Carers UK called the findings “extremely worrying” and said they highlight how long hours spent providing care raise the risk of social isolation and burnout.
Dr Baowen Xue, an academic at University College London and lead author of the paper, said: “Our study shows that the caring responsibilities many people take on in later life can be a double-edged sword.
“On the one hand, lighter caring responsibilities can be good for you by providing mental stimulation from interacting with loved ones or others you’re helping and a sense of purpose and usefulness.
“But being overloaded with caring tasks has exactly the opposite effect and can accelerate people’s mental decline in terms of not being as mentally sharp or quick-thinking as they used to be.”
Researchers compared the cognitive health of 2,765 carers aged 50 and over with 2,765 non-carers of the same age who were part of the English Longitudinal Study on Ageing.
Participants were 60 years old on average, and women made up 56 per cent of the group.
Researchers looked at executive function and memory.
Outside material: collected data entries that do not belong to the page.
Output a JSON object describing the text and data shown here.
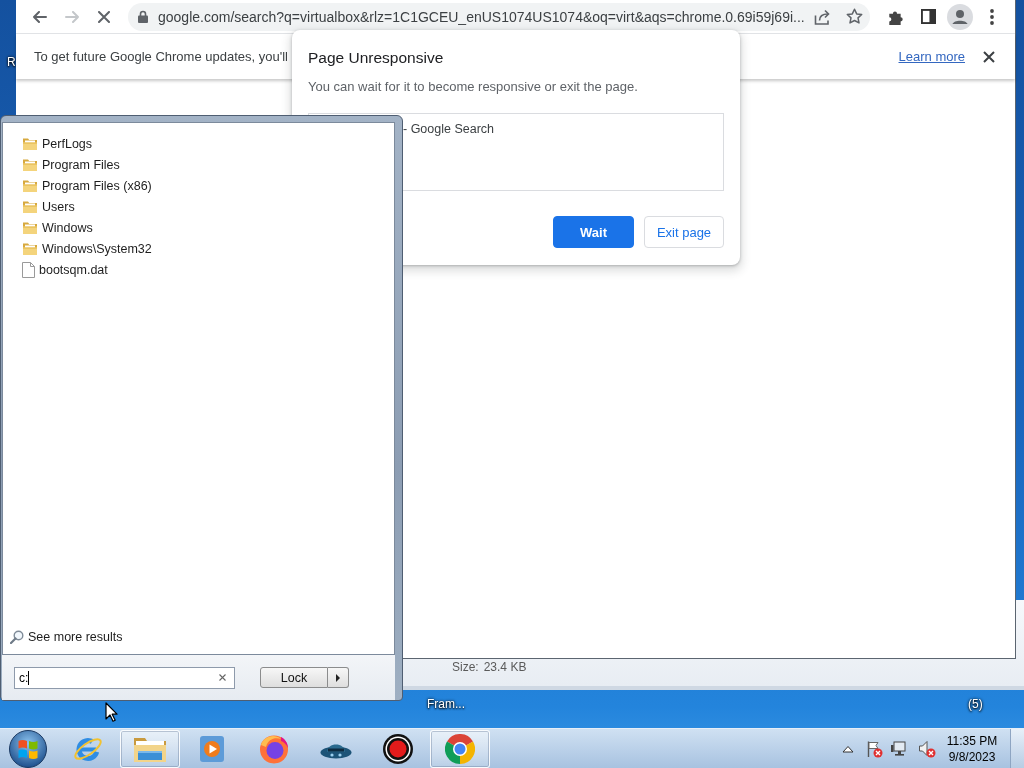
{
  "desktop": {
    "labels": [
      {
        "text": "R"
      },
      {
        "text": "Fram..."
      },
      {
        "text": "(5)"
      }
    ]
  },
  "chrome": {
    "toolbar": {
      "nav": [
        {
          "kind": "back",
          "disabled": false
        },
        {
          "kind": "forward",
          "disabled": true
        },
        {
          "kind": "stop",
          "disabled": false
        }
      ],
      "url": "google.com/search?q=virtualbox&rlz=1C1GCEU_enUS1074US1074&oq=virt&aqs=chrome.0.69i59j69i...",
      "address_actions": [
        {
          "kind": "share"
        },
        {
          "kind": "star"
        }
      ],
      "actions": [
        {
          "kind": "extensions"
        },
        {
          "kind": "side-panel"
        },
        {
          "kind": "profile"
        },
        {
          "kind": "menu"
        }
      ]
    },
    "infobar": {
      "message": "To get future Google Chrome updates, you'll",
      "link": "Learn more"
    }
  },
  "dialog": {
    "title": "Page Unresponsive",
    "message": "You can wait for it to become responsive or exit the page.",
    "pages": [
      "- Google Search"
    ],
    "buttons": [
      {
        "label": "Wait",
        "kind": "primary"
      },
      {
        "label": "Exit page",
        "kind": "secondary"
      }
    ]
  },
  "details_pane": {
    "label": "Size:",
    "value": "23.4 KB"
  },
  "start_menu": {
    "results": [
      {
        "name": "PerfLogs",
        "kind": "folder",
        "selected": false
      },
      {
        "name": "Program Files",
        "kind": "folder",
        "selected": false
      },
      {
        "name": "Program Files (x86)",
        "kind": "folder",
        "selected": false
      },
      {
        "name": "Users",
        "kind": "folder",
        "selected": false
      },
      {
        "name": "Windows",
        "kind": "folder",
        "selected": false
      },
      {
        "name": "Windows\\System32",
        "kind": "folder",
        "selected": false
      },
      {
        "name": "bootsqm.dat",
        "kind": "file",
        "selected": false
      }
    ],
    "see_more": "See more results",
    "search": {
      "value": "c:"
    },
    "power_button": "Lock"
  },
  "taskbar": {
    "items": [
      {
        "kind": "ie",
        "open": false
      },
      {
        "kind": "explorer",
        "open": true
      },
      {
        "kind": "media",
        "open": false
      },
      {
        "kind": "firefox",
        "open": false
      },
      {
        "kind": "hat",
        "open": false
      },
      {
        "kind": "record",
        "open": false
      },
      {
        "kind": "chrome",
        "open": true
      }
    ],
    "tray": [
      {
        "kind": "show-hidden",
        "error": false
      },
      {
        "kind": "flag",
        "error": true
      },
      {
        "kind": "network",
        "error": false
      },
      {
        "kind": "volume",
        "error": true
      }
    ],
    "clock": {
      "time": "11:35 PM",
      "date": "9/8/2023"
    }
  }
}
Executive function means the mental skills used for planning, decision-making and handling competing tasks.
The paper said manageable levels of care may provide mental stimulation and help maintain executive function in later life.
It also found that providing a few hours of support outside the household may help carers maintain cognitive health as they age.
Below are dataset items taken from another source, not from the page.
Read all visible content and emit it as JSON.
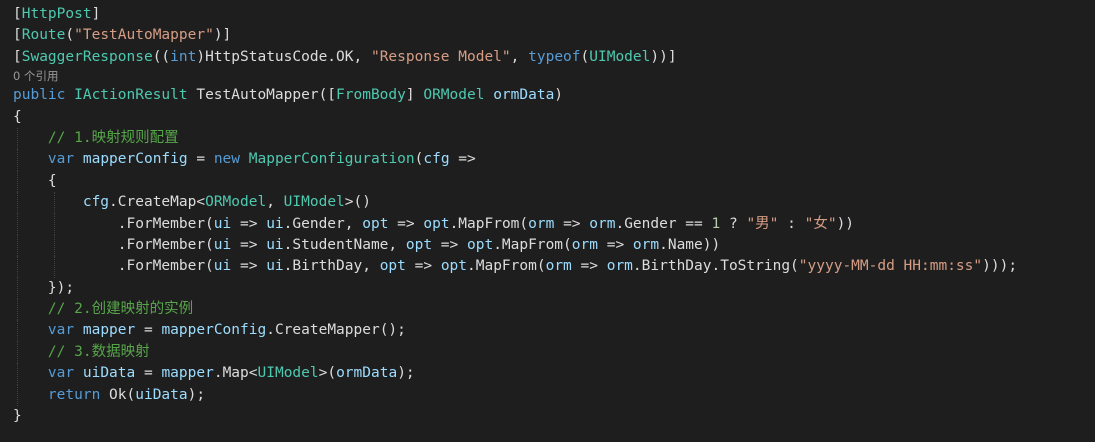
{
  "code": {
    "lines": [
      {
        "kind": "code",
        "tokens": [
          {
            "t": "[",
            "c": "plain"
          },
          {
            "t": "HttpPost",
            "c": "type"
          },
          {
            "t": "]",
            "c": "plain"
          }
        ]
      },
      {
        "kind": "code",
        "tokens": [
          {
            "t": "[",
            "c": "plain"
          },
          {
            "t": "Route",
            "c": "type"
          },
          {
            "t": "(",
            "c": "plain"
          },
          {
            "t": "\"TestAutoMapper\"",
            "c": "str"
          },
          {
            "t": ")]",
            "c": "plain"
          }
        ]
      },
      {
        "kind": "code",
        "tokens": [
          {
            "t": "[",
            "c": "plain"
          },
          {
            "t": "SwaggerResponse",
            "c": "type"
          },
          {
            "t": "((",
            "c": "plain"
          },
          {
            "t": "int",
            "c": "kw"
          },
          {
            "t": ")HttpStatusCode.OK, ",
            "c": "plain"
          },
          {
            "t": "\"Response Model\"",
            "c": "str"
          },
          {
            "t": ", ",
            "c": "plain"
          },
          {
            "t": "typeof",
            "c": "kw"
          },
          {
            "t": "(",
            "c": "plain"
          },
          {
            "t": "UIModel",
            "c": "type"
          },
          {
            "t": "))]",
            "c": "plain"
          }
        ]
      },
      {
        "kind": "codelens",
        "text": "0 个引用"
      },
      {
        "kind": "code",
        "tokens": [
          {
            "t": "public ",
            "c": "kw"
          },
          {
            "t": "IActionResult",
            "c": "type"
          },
          {
            "t": " ",
            "c": "plain"
          },
          {
            "t": "TestAutoMapper",
            "c": "plain"
          },
          {
            "t": "([",
            "c": "plain"
          },
          {
            "t": "FromBody",
            "c": "type"
          },
          {
            "t": "] ",
            "c": "plain"
          },
          {
            "t": "ORModel",
            "c": "type"
          },
          {
            "t": " ",
            "c": "plain"
          },
          {
            "t": "ormData",
            "c": "var"
          },
          {
            "t": ")",
            "c": "plain"
          }
        ]
      },
      {
        "kind": "code",
        "tokens": [
          {
            "t": "{",
            "c": "plain"
          }
        ]
      },
      {
        "kind": "code",
        "guides": [
          1
        ],
        "tokens": [
          {
            "t": "    ",
            "c": "plain"
          },
          {
            "t": "// 1.映射规则配置",
            "c": "com"
          }
        ]
      },
      {
        "kind": "code",
        "guides": [
          1
        ],
        "tokens": [
          {
            "t": "    ",
            "c": "plain"
          },
          {
            "t": "var",
            "c": "kw"
          },
          {
            "t": " ",
            "c": "plain"
          },
          {
            "t": "mapperConfig",
            "c": "var"
          },
          {
            "t": " = ",
            "c": "plain"
          },
          {
            "t": "new",
            "c": "kw"
          },
          {
            "t": " ",
            "c": "plain"
          },
          {
            "t": "MapperConfiguration",
            "c": "type"
          },
          {
            "t": "(",
            "c": "plain"
          },
          {
            "t": "cfg",
            "c": "var"
          },
          {
            "t": " =>",
            "c": "plain"
          }
        ]
      },
      {
        "kind": "code",
        "guides": [
          1
        ],
        "tokens": [
          {
            "t": "    {",
            "c": "plain"
          }
        ]
      },
      {
        "kind": "code",
        "guides": [
          1,
          2
        ],
        "tokens": [
          {
            "t": "        ",
            "c": "plain"
          },
          {
            "t": "cfg",
            "c": "var"
          },
          {
            "t": ".",
            "c": "plain"
          },
          {
            "t": "CreateMap",
            "c": "plain"
          },
          {
            "t": "<",
            "c": "plain"
          },
          {
            "t": "ORModel",
            "c": "type"
          },
          {
            "t": ", ",
            "c": "plain"
          },
          {
            "t": "UIModel",
            "c": "type"
          },
          {
            "t": ">()",
            "c": "plain"
          }
        ]
      },
      {
        "kind": "code",
        "guides": [
          1,
          2
        ],
        "tokens": [
          {
            "t": "            .ForMember(",
            "c": "plain"
          },
          {
            "t": "ui",
            "c": "var"
          },
          {
            "t": " => ",
            "c": "plain"
          },
          {
            "t": "ui",
            "c": "var"
          },
          {
            "t": ".Gender, ",
            "c": "plain"
          },
          {
            "t": "opt",
            "c": "var"
          },
          {
            "t": " => ",
            "c": "plain"
          },
          {
            "t": "opt",
            "c": "var"
          },
          {
            "t": ".MapFrom(",
            "c": "plain"
          },
          {
            "t": "orm",
            "c": "var"
          },
          {
            "t": " => ",
            "c": "plain"
          },
          {
            "t": "orm",
            "c": "var"
          },
          {
            "t": ".Gender == ",
            "c": "plain"
          },
          {
            "t": "1",
            "c": "num"
          },
          {
            "t": " ? ",
            "c": "plain"
          },
          {
            "t": "\"男\"",
            "c": "str"
          },
          {
            "t": " : ",
            "c": "plain"
          },
          {
            "t": "\"女\"",
            "c": "str"
          },
          {
            "t": "))",
            "c": "plain"
          }
        ]
      },
      {
        "kind": "code",
        "guides": [
          1,
          2
        ],
        "tokens": [
          {
            "t": "            .ForMember(",
            "c": "plain"
          },
          {
            "t": "ui",
            "c": "var"
          },
          {
            "t": " => ",
            "c": "plain"
          },
          {
            "t": "ui",
            "c": "var"
          },
          {
            "t": ".StudentName, ",
            "c": "plain"
          },
          {
            "t": "opt",
            "c": "var"
          },
          {
            "t": " => ",
            "c": "plain"
          },
          {
            "t": "opt",
            "c": "var"
          },
          {
            "t": ".MapFrom(",
            "c": "plain"
          },
          {
            "t": "orm",
            "c": "var"
          },
          {
            "t": " => ",
            "c": "plain"
          },
          {
            "t": "orm",
            "c": "var"
          },
          {
            "t": ".Name))",
            "c": "plain"
          }
        ]
      },
      {
        "kind": "code",
        "guides": [
          1,
          2
        ],
        "tokens": [
          {
            "t": "            .ForMember(",
            "c": "plain"
          },
          {
            "t": "ui",
            "c": "var"
          },
          {
            "t": " => ",
            "c": "plain"
          },
          {
            "t": "ui",
            "c": "var"
          },
          {
            "t": ".BirthDay, ",
            "c": "plain"
          },
          {
            "t": "opt",
            "c": "var"
          },
          {
            "t": " => ",
            "c": "plain"
          },
          {
            "t": "opt",
            "c": "var"
          },
          {
            "t": ".MapFrom(",
            "c": "plain"
          },
          {
            "t": "orm",
            "c": "var"
          },
          {
            "t": " => ",
            "c": "plain"
          },
          {
            "t": "orm",
            "c": "var"
          },
          {
            "t": ".BirthDay.ToString(",
            "c": "plain"
          },
          {
            "t": "\"yyyy-MM-dd HH:mm:ss\"",
            "c": "str"
          },
          {
            "t": ")));",
            "c": "plain"
          }
        ]
      },
      {
        "kind": "code",
        "guides": [
          1
        ],
        "tokens": [
          {
            "t": "    });",
            "c": "plain"
          }
        ]
      },
      {
        "kind": "code",
        "guides": [
          1
        ],
        "tokens": [
          {
            "t": "    ",
            "c": "plain"
          },
          {
            "t": "// 2.创建映射的实例",
            "c": "com"
          }
        ]
      },
      {
        "kind": "code",
        "guides": [
          1
        ],
        "tokens": [
          {
            "t": "    ",
            "c": "plain"
          },
          {
            "t": "var",
            "c": "kw"
          },
          {
            "t": " ",
            "c": "plain"
          },
          {
            "t": "mapper",
            "c": "var"
          },
          {
            "t": " = ",
            "c": "plain"
          },
          {
            "t": "mapperConfig",
            "c": "var"
          },
          {
            "t": ".CreateMapper();",
            "c": "plain"
          }
        ]
      },
      {
        "kind": "code",
        "guides": [
          1
        ],
        "tokens": [
          {
            "t": "    ",
            "c": "plain"
          },
          {
            "t": "// 3.数据映射",
            "c": "com"
          }
        ]
      },
      {
        "kind": "code",
        "guides": [
          1
        ],
        "tokens": [
          {
            "t": "    ",
            "c": "plain"
          },
          {
            "t": "var",
            "c": "kw"
          },
          {
            "t": " ",
            "c": "plain"
          },
          {
            "t": "uiData",
            "c": "var"
          },
          {
            "t": " = ",
            "c": "plain"
          },
          {
            "t": "mapper",
            "c": "var"
          },
          {
            "t": ".Map<",
            "c": "plain"
          },
          {
            "t": "UIModel",
            "c": "type"
          },
          {
            "t": ">(",
            "c": "plain"
          },
          {
            "t": "ormData",
            "c": "var"
          },
          {
            "t": ");",
            "c": "plain"
          }
        ]
      },
      {
        "kind": "code",
        "guides": [
          1
        ],
        "tokens": [
          {
            "t": "    ",
            "c": "plain"
          },
          {
            "t": "return",
            "c": "kw"
          },
          {
            "t": " Ok(",
            "c": "plain"
          },
          {
            "t": "uiData",
            "c": "var"
          },
          {
            "t": ");",
            "c": "plain"
          }
        ]
      },
      {
        "kind": "code",
        "tokens": [
          {
            "t": "}",
            "c": "plain"
          }
        ]
      }
    ]
  },
  "colors": {
    "background": "#1e1e1e",
    "plain": "#dcdcdc",
    "keyword": "#569cd6",
    "type": "#4ec9b0",
    "string": "#d69d85",
    "comment": "#57a64a",
    "number": "#b5cea8",
    "variable": "#9cdcfe",
    "codelens": "#999999"
  }
}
However, carers providing 50 or more hours of care a week showed accelerated cognitive decline.
The researchers suggested the demands of high-intensity care may outweigh any mental stimulation gained from caring.
People providing this level of care are often full-time carers, leaving limited time for work, social life, sleep and rest.
The paper said the intensity of care may lead to loneliness and disrupt sleep, further compounding negative effects on cognition.
The UK’s 2021 census found that 5.8m people provide unpaid care, with 1.7m doing so for at least 50 hours a week.
Research from Carers UK last year found just over half of carers had increased the amount of time they spend caring.
The charity also reported that 74 per cent of carers feel stressed or anxious, 40 per cent feel depressed and 35 per cent say their mental health is bad or very bad.
Helen Walker, chief executive of Carers UK, said: “These findings are extremely worrying, showing that many hours of caring could contribute to cognitive decline.”
She said the government, local councils and the NHS needed to provide more support for family carers.
Research by the Joseph Rowntree Foundation for the IPPR thinktank last year found that the proportion of adults providing care for more than 35 hours a week rose by 71 per cent between 2003-04 and 2023-24.
The study also found that caring for someone within the same household was linked to a faster decline in cognitive function than caring for someone outside the home.
The researchers called for more support for intensive carers, including better access to funded formal care and replacement care.
They said: “By 2040, around 20 per cent of adults in England will be living with major illnesses.
“With the NHS struggling to cope and social care in crisis, much of this growing demand for care will fall on family members and friends who step in as unpaid carers.
“Our findings show that this shift has profound implications: carers’ wellbeing is often overlooked and there is a real danger that many people overburdened with caring responsibilities will suffer the consequences.”
Caroline Abrahams, charity director at Age UK, said: “Anyone who cares intensively is likely to struggle to fit in the time for enough rest, sleep and time away doing things they enjoy.
“These are essential human needs which, when met, set you up for good mental and physical health.
“In most cases people care because they want to and because they are deeply committed to someone they love. Caring in and of itself is not the problem here.
“But we need to do a lot more to support people in this position so they can continue to stay fit and well, and so they have the time and space to enjoy living their own lives, while helping someone else to live theirs.”